Chasers and spotters are extremely valuable, technology can do a lot but human beings are always needed to confirm what radar sees or does see.
Hare roll clouds...or whatever you call them. I've seen clouds which resembled funnels. Hech, a small twister came past my home as a child once, went straight down the tracks into town. Fortunately it just blew off a few roofs and uprooted a tree or two before going on about its business. No one was harmed and it was a small town where everybody knew one another. Those things are beasts. Great vid. Thanks.🙂👍
I remember being a kid in Illinois seeing that rotating green wall cloud. It scared me and fascinated me at the same time I couldnt move as a tornado popped out of it went right over my head and took out a huge oak tree as big as a house! Later I ended up moving to that town that got hit and devastated by one of the tornados in this video.
I watched this with my dad at a spotter meeting with his ham radio friends, when I was just a kid! We videotaped it, along with a Terrible Tuesday (Wichita Falls) video. Loved watching them.
I have this one, Terrible Tuesday and "Day of the killer tornadoes", the latter about the 1974 Super Outbreak.
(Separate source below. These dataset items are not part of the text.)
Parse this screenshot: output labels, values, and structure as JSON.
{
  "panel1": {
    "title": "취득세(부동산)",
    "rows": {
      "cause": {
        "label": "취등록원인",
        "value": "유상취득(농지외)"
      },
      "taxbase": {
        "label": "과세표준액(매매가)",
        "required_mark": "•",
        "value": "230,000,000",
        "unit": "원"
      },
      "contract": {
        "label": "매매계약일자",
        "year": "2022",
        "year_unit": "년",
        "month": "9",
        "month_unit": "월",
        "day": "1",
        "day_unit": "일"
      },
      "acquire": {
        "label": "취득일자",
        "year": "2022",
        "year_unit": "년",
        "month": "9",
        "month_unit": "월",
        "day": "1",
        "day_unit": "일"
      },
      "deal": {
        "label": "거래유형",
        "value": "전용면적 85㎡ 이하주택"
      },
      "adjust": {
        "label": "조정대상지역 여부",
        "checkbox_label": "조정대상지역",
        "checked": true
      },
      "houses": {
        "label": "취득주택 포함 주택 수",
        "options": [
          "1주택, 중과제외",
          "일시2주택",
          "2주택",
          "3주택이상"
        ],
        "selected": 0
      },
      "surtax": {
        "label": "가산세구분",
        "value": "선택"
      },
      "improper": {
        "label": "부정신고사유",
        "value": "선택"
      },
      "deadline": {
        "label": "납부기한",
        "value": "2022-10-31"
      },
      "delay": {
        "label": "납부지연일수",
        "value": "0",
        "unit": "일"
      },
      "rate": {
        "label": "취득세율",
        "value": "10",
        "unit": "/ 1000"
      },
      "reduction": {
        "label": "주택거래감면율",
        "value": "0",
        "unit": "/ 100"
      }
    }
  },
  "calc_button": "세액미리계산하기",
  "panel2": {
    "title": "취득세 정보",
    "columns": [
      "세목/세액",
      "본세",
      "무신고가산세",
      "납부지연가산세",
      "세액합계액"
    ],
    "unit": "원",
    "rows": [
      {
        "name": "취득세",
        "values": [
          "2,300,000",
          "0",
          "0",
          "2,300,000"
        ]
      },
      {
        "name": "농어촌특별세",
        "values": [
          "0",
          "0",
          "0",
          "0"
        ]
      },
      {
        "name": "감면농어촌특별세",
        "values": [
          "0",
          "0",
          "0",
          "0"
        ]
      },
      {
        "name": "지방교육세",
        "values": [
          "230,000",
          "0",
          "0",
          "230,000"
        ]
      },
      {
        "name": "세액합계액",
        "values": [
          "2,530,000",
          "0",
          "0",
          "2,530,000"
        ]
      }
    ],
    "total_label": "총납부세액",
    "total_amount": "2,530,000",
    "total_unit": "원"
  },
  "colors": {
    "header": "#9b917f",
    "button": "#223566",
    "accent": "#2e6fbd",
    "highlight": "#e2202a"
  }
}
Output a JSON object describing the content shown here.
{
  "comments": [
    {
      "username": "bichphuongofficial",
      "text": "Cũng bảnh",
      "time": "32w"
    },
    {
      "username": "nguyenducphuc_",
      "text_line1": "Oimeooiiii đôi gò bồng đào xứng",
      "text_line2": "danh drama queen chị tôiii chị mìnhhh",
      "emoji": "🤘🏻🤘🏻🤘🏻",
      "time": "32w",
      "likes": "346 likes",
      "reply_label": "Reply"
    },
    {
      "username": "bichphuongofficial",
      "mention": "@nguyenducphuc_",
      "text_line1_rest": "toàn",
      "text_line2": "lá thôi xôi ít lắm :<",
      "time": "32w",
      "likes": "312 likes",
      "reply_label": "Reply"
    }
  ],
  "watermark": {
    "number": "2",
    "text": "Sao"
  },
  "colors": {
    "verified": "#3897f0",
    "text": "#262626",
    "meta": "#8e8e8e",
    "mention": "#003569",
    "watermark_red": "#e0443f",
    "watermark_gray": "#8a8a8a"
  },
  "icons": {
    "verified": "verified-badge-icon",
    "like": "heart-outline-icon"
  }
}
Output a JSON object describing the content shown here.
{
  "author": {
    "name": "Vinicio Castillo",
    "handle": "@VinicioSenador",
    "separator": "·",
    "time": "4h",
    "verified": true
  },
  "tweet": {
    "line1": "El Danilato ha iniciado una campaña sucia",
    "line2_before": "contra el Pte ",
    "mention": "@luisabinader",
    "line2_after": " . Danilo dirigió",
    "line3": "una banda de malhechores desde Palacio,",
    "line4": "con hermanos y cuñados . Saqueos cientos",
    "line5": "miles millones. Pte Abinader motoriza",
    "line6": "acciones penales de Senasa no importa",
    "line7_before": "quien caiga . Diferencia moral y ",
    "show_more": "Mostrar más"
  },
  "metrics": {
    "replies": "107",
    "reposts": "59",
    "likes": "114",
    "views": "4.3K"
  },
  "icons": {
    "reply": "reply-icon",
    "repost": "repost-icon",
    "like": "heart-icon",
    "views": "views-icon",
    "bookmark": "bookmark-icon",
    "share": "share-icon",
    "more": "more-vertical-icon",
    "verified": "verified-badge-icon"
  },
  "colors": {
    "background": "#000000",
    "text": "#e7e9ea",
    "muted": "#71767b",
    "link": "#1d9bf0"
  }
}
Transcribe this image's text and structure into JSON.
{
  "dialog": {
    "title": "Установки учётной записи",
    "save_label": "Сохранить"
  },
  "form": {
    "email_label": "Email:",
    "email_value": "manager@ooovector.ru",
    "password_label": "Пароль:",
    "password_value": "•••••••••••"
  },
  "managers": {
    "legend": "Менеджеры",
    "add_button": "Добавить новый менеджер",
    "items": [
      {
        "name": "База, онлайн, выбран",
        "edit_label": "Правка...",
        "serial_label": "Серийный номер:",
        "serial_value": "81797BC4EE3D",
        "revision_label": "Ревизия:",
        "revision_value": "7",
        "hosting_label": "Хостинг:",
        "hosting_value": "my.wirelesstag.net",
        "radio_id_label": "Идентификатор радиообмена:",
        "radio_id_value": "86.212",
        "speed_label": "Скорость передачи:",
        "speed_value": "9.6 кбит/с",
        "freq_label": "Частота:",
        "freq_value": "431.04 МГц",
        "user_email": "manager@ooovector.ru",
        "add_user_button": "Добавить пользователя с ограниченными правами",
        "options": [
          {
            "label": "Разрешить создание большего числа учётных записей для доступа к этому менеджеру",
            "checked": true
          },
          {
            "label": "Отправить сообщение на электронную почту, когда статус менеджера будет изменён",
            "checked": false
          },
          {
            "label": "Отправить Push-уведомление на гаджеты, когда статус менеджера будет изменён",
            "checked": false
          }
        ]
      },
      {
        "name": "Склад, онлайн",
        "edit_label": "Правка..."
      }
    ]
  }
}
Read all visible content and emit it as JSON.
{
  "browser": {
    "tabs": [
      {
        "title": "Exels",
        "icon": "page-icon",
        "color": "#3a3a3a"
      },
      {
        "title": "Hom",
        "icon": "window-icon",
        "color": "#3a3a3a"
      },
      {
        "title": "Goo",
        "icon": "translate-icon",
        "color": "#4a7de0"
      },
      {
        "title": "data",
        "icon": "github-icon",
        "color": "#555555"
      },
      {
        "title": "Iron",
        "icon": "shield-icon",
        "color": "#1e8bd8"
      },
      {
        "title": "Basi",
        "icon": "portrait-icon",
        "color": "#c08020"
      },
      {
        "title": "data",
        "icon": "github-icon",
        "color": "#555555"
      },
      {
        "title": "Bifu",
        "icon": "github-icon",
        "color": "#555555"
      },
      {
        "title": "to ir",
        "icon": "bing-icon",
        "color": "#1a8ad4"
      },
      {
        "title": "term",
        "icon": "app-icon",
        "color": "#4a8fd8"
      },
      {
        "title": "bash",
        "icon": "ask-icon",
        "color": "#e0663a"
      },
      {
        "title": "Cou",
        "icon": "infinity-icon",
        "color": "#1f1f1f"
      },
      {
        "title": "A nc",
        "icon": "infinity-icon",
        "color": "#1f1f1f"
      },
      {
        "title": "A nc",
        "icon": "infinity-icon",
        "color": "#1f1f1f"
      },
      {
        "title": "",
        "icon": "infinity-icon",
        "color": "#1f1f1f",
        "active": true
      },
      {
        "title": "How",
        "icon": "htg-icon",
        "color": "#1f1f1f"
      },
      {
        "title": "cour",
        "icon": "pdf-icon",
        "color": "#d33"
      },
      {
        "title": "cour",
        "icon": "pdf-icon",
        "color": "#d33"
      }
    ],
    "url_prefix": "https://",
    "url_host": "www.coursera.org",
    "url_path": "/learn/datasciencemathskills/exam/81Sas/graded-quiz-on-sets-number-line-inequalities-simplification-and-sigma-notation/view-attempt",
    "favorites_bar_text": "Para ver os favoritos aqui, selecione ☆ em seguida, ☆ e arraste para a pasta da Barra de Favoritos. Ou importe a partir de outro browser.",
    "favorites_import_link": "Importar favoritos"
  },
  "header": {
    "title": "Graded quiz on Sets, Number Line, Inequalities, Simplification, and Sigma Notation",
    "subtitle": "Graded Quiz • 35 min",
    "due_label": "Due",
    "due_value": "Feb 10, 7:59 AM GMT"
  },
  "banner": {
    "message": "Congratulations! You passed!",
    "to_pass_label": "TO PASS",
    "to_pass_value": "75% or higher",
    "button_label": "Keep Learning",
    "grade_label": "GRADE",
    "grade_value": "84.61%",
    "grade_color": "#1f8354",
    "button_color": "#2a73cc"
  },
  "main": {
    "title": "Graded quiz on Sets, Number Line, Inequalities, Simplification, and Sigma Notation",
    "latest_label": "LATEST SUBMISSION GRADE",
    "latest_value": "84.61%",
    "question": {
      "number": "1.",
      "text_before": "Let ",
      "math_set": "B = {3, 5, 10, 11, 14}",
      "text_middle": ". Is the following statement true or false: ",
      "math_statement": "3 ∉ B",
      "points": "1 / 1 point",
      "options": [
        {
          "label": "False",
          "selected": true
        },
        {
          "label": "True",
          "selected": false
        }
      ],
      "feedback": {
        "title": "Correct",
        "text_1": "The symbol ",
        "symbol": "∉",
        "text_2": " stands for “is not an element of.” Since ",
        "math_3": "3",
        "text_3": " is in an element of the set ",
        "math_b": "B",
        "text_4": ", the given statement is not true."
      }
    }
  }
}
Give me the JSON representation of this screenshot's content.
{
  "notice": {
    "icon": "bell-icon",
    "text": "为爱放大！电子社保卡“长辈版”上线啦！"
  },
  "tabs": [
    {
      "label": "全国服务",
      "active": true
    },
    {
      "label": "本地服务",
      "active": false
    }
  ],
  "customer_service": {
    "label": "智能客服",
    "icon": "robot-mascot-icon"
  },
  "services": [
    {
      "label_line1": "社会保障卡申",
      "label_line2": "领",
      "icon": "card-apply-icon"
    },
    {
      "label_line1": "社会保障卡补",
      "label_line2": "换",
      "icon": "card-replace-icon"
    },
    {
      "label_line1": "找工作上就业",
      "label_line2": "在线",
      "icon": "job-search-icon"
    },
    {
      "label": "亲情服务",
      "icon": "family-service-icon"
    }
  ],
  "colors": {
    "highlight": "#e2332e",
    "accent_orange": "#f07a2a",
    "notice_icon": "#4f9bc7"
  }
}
All on the same tape.
I'm a trained skywarn storm spotter and I can't stand when spotters call in a tornado report and all it was was a rain shaft I have never called in a fake tornado report I go back to my training and I'll watch it over w period of time
Yep agreed. What I can’t stand is when a spotter gets on the radio and ignores reporting criteria. And who the hell cares whether (insert town here) has their sirens going? Those are activated by a firefighter. The sirens don’t magically turn on the minute a cloud rotates.